Which we did. We had whole weekends where Kyle, Goon (Erik, who know has an Eastern Orthodox name), and I moved little cardboard squares around several dozen boards spanning a significant portion of my apartment floor near the University of Minnesota while drinking beer and shooting the shit. It made for some memorable times. Like when we played for almost 72 hours, and the whole game involved ganging up on whoever had to take a bathroom break. Eventually it devolved into me in the mountains rushing in and trying to split them up where they had bunkered down in the city, and then them pushing me out and back up into the mountains, all the while trading hardware (machine guns, et al). Or the time we finally used tanks, and Kyle blew up one of my tanks, the joy evident on his face, only to have my tanks come around a corner and tip the game the other direction. And then there was the yelling, which introduced us to the girls on the other side of the wall. One of whom Goon dated, and another - a student at Aveda - who cut my hair for several years.

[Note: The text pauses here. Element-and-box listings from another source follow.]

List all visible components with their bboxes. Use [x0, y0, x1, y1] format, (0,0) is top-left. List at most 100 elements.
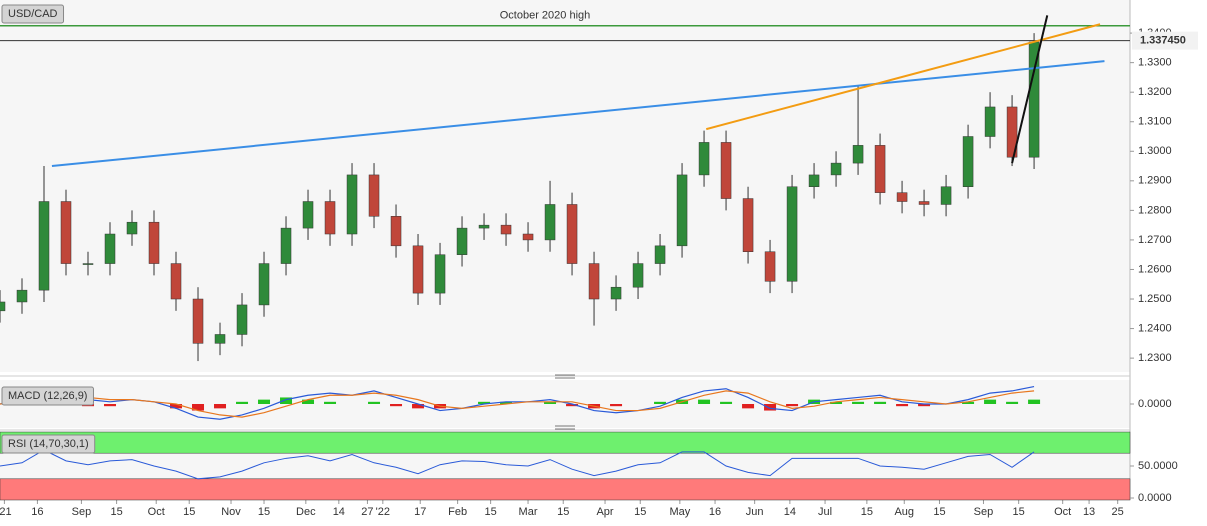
macd-panel [0, 380, 1130, 428]
y-tick-label: 1.2900 [1138, 175, 1172, 187]
candle-body [236, 304, 248, 335]
candle-body [170, 263, 182, 300]
y-tick-label: 0.0000 [1138, 398, 1172, 410]
candle-body [874, 145, 886, 193]
y-tick-label: 50.0000 [1138, 460, 1178, 472]
histogram-bar [742, 404, 755, 409]
y-tick-label: 1.2800 [1138, 204, 1172, 216]
panel-label-box [1, 386, 94, 406]
histogram-bar [302, 399, 315, 404]
candle-body [852, 145, 864, 164]
y-tick-label: 1.2400 [1138, 322, 1172, 334]
histogram-bar [852, 401, 865, 404]
histogram-bar [764, 404, 777, 411]
x-tick-label: Sep [974, 506, 994, 518]
x-tick-label: Sep [72, 506, 92, 518]
candle-body [654, 245, 666, 264]
histogram-bar [500, 401, 513, 404]
price-panel [0, 0, 1130, 372]
candle-body [368, 174, 380, 217]
histogram-bar [918, 404, 931, 407]
histogram-bar [478, 401, 491, 404]
histogram-bar [170, 404, 183, 409]
candle-body [544, 204, 556, 241]
y-tick-label: 1.3000 [1138, 145, 1172, 157]
histogram-bar [280, 397, 293, 404]
candle-body [808, 174, 820, 187]
macd-line [0, 390, 1035, 418]
candle-body [984, 106, 996, 137]
candle-body [918, 201, 930, 205]
trend-line [51, 60, 1105, 168]
candle-body [676, 174, 688, 247]
x-tick-label: '22 [376, 506, 390, 518]
candle-body [302, 201, 314, 229]
candle-body [148, 221, 160, 264]
x-tick-label: 17 [414, 506, 426, 518]
candle-body [940, 186, 952, 205]
candle-body [346, 174, 358, 235]
x-tick-label: 16 [709, 506, 721, 518]
x-tick-label: 27 [361, 506, 373, 518]
trend-line [705, 23, 1101, 131]
x-tick-label: 15 [933, 506, 945, 518]
candle-body [214, 334, 226, 344]
x-tick-label: 16 [31, 506, 43, 518]
histogram-bar [544, 401, 557, 404]
x-tick-label: 15 [861, 506, 873, 518]
x-tick-label: 15 [258, 506, 270, 518]
x-tick-label: Aug [894, 506, 914, 518]
candle-body [258, 263, 270, 306]
histogram-bar [324, 401, 337, 404]
last-price-badge [1132, 31, 1198, 50]
candle-body [38, 201, 50, 291]
y-tick-label: 1.2500 [1138, 293, 1172, 305]
candle-body [610, 286, 622, 300]
panel-title: MACD (12,26,9) [8, 390, 87, 402]
candle-body [698, 142, 710, 176]
y-tick-label: 0.0000 [1138, 492, 1172, 504]
x-tick-label: 13 [1083, 506, 1095, 518]
histogram-bar [258, 399, 271, 404]
candle-body [588, 263, 600, 300]
panel-title: USD/CAD [8, 8, 58, 20]
histogram-bar [720, 401, 733, 404]
x-tick-label: '21 [0, 506, 12, 518]
candle-body [192, 298, 204, 344]
histogram-bar [566, 404, 579, 407]
histogram-bar [984, 399, 997, 404]
y-tick-label: 1.3100 [1138, 116, 1172, 128]
histogram-bar [830, 401, 843, 404]
histogram-bar [610, 404, 623, 407]
oversold-zone [0, 478, 1131, 501]
panel-title: RSI (14,70,30,1) [8, 438, 89, 450]
y-tick-label: 1.2600 [1138, 263, 1172, 275]
candle-body [632, 263, 644, 288]
x-tick-label: Nov [221, 506, 241, 518]
x-tick-label: Oct [1054, 506, 1071, 518]
candle-body [324, 201, 336, 235]
histogram-bar [962, 401, 975, 404]
candle-body [104, 233, 116, 264]
histogram-bar [390, 404, 403, 407]
histogram-bar [412, 404, 425, 409]
y-tick-label: 1.2300 [1138, 352, 1172, 364]
resize-handle[interactable] [555, 374, 575, 430]
panel-label: MACD (12,26,9) [1, 386, 94, 406]
candle-body [962, 136, 974, 187]
histogram-bar [1006, 401, 1019, 404]
histogram-bar [874, 401, 887, 404]
candle-body [412, 245, 424, 294]
x-tick-label: Apr [596, 506, 613, 518]
candle-body [522, 233, 534, 241]
candle-body [720, 142, 732, 199]
level-label: October 2020 high [500, 10, 591, 22]
panel-label-box [1, 434, 96, 454]
x-tick-label: 25 [1112, 506, 1124, 518]
x-tick-label: 15 [183, 506, 195, 518]
histogram-bar [786, 404, 799, 407]
panel-label-box [1, 4, 65, 24]
histogram-bar [698, 399, 711, 404]
histogram-bar [236, 401, 249, 404]
y-tick-label: 1.2700 [1138, 234, 1172, 246]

Sure...we could have been chasing women (and perhaps we were, given we were talking to them through the wall). But two of the most attractive women I knew from college (my wife aside) were seriously into war games and Russian military history. You don't get that kind of variety after you enter the real world, so it skews your idea of what's normal and acceptable behavior. If they think playing war games is fun, you just take it at face value.

Kyle and I have tried several times over the years to recapture a bit of that fun, but the Advanced Squad Leader rules are daunting. The attacker/defender fire and movement phases alone take some in depth study and practice, and many days it seems as though it's just easier to settle on some f*ing Eurogame. But once again, ASL calls. I can hear the small gun fire (or maybe that me getting offed with my .2 kill rate in Call of Duty on the Wii) and the rumble of the tanks. It's probably my fault for suggesting a game of Axis and Allies at our last gaming day. That's a gateway drug. Advanced Squad Leader is the heroin to A&A marijuana. Fortunately, the internet has occurred since we last really played, and there seem to be a few good tutorials out there to get us going.

At the moment, I'm reading this one at BoardGameGeek which uses a more lyrical approach to the rules (no, references and jogs my memory of all the things we kept trying to remember and couldn't (oh yeah, cowering). I'm hoping it's a good place to start, and you know I'm optimistic as even these simple tutorials are over 24 pages per section. So a basic introduction is 160 or so pages, which gives you an idea of the complexity of the outlined rules system.